Sunday, January 05, 2014

a much-needed reminder

Sometimes I get a little down and out about this world, about the garbage and shenanigans and stupidity and subtle evils and not-so subtle evils that often seem to abound at nearly every turn.

My dad and I were talking about this a bit before Christmas, sharing our discouragement as it were, and trying to cheer each other up a bit. Honestly though, we didn't have a whole lot of success in the "cheering up" department. 

The next day we went to church, and sang I Heard the Bells on Christmas Day as part of the service. I was enjoying/wrangling nieces and a daughter at the time, and didn't pay too much attention to the song. After church however, my father brought it up, remarking how helpful the song had been to him and his attitude, particularly the third and fourth verses. As I reflected on those verses, I too felt lifted and more hopeful.

We had a lovely holiday in Cedar City, full of the old traditions of my childhood, and the newer traditions of my adulthood. We traveled back to Cache Valley on the 26th, and I felt lighter, recharged, at peace.  

Unfortunately, as is (sadly) often the case, It didn't take all that long for that glow of recharge to fade a bit, and although I still kept the fortification that I had gained while at the old homestead, I could feel my hope and peace slipping, weakening, faltering a little. 

Thankfully, Sunday came around again. We went to church in our beloved familiar ward. I saw beloved familiar faces, checked in with people dear to my heart, wondered (with some trepidation) how Primary would go that day (Sundays after holidays always make me a bit nervous. You never know how the changes are going to effect the kids. This calling has given me mad respect for school teachers, let me tell you!)

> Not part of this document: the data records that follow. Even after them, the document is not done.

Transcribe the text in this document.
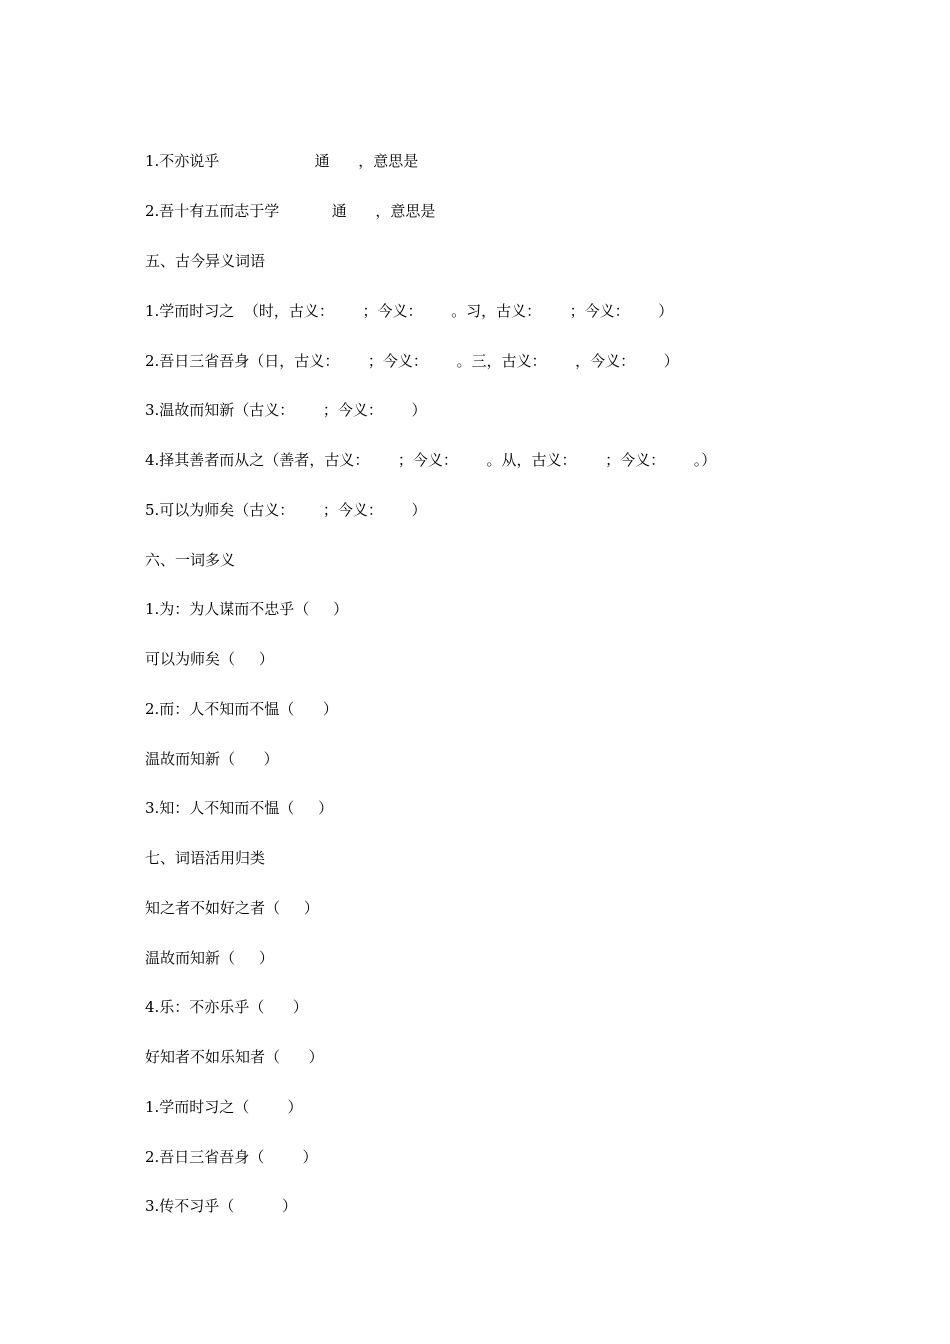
1.不亦说乎                    通      ，意思是
2.吾十有五而志于学           通      ，意思是
五、古今异义词语
1.学而时习之  （时，古义：      ；今义：      。习，古义：      ；今义：      ）
2.吾日三省吾身（日，古义：      ；今义：      。三，古义：      ，今义：      ）
3.温故而知新（古义：      ；今义：      ）
4.择其善者而从之（善者，古义：      ；今义：      。从，古义：      ；今义：      。）
5.可以为师矣（古义：      ；今义：      ）
六、一词多义
1.为：为人谋而不忠乎（     ）
可以为师矣（     ）
2.而：人不知而不愠（      ）
温故而知新（      ）
3.知：人不知而不愠（     ）
七、词语活用归类
知之者不如好之者（     ）
温故而知新（     ）
4.乐：不亦乐乎（      ）
好知者不如乐知者（      ）
1.学而时习之（        ）
2.吾日三省吾身（        ）
3.传不习乎（          ）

We sang the opening hymn. It was I Heard the Bells on Christmas Day. I was able and more motivated to pay attention to the words as I sang them this time around, and as I did so, I was filled with hope and love and confidence and faith and assurance and peace--oh, so so much peace.  

Funny thing--that was the only Christmas Carol we sang in church that day. All the other hymns that were chosen were songs that we sing all year long, songs that focus on our ability to do good in the world, to serve. So, the pairing of that Christmas song with those other songs might have seemed odd to some people. For me though, that pairing was an answer to prayer, albeit a prayer that I hadn't actually spoken. That pairing lifted me, strengthened me, and reminded me (and continues to remind me now) that right will prevail. There is no need for despair. There is need for hope, and we have every reason to have buckets full of hope

Here's the Hymn: 
(emphasis my own)

I Heard the Bells on Christmas Day
Their old familiar carols play,
And wild and sweet the words repeat
Of peace on earth, good will to men.

I thought how, as the day had come,
The belfries of all Christendom
Had rolled along the unbroken song
Of peace on earth, good will to men.

And in despair I bowed my head:
"There is no peace on earth," I said,
"For hate is strong and mocks the song
Of peace on earth, good will to men."

Then pealed the bells more loud and deep:

"God is not dead, nor doth he sleep;
The wrong shall fail, the right prevail,

With peace on earth, good will to men."


Till, ringing singing, on its way,
The world revolved from night to day,
A voice, a chime, a chant sublime,
Of peace on earth, good will to men!



(This video is seven and a half minutes long, and I hope you will trust me when I say that it is worth every second.)

4 comments:

Katie said...

I'm glad you shared this. I love this hymn, too, for similar reasons. Also, I love sitting in front of you in church. You are one who brings hope to many, so I'm glad it found its way into your heart.

Carol said...

This particular hymn is one of the reasons I love the Christmas Concerts given by the Tabernacle Choir. One of the first ones I attended was based on this very hymn. I learned so much about what was a going on in Longfellow's life and what led him to write this. I learned then, as I have learned many, many times in my life, that we all have challenges but it truly is the love of Christ that carries us through them. I am also grateful for my challenges and not those of others. When I look at the challenges of others - I see that my challenges are suited for me. In a weird way, that gives me comfort because I know the Lord knows and loves me. Seeing the Lord's hand in my life - even in the specially designed challenges - gives me strength and hope that 'the wrong shall fail, the right prevail'!

Carol said...

This particular hymn is one of the reasons I love the Christmas Concerts given by the Tabernacle Choir. One of the first ones I attended was based on this very hymn. I learned so much about what was a going on in Longfellow's life and what led him to write this. I learned then, as I have learned many, many times in my life, that we all have challenges but it truly is the love of Christ that carries us through them. I am also grateful for my challenges and not those of others. When I look at the challenges of others - I see that my challenges are suited for me. In a weird way, that gives me comfort because I know the Lord knows and loves me. Seeing the Lord's hand in my life - even in the specially designed challenges - gives me strength and hope that 'the wrong shall fail, the right prevail'!

Carol said...

One other note - I agree with Katie. Listening to Charlotte sing would tell any of us that the right will prevail! How I miss hearing that lovely voice!!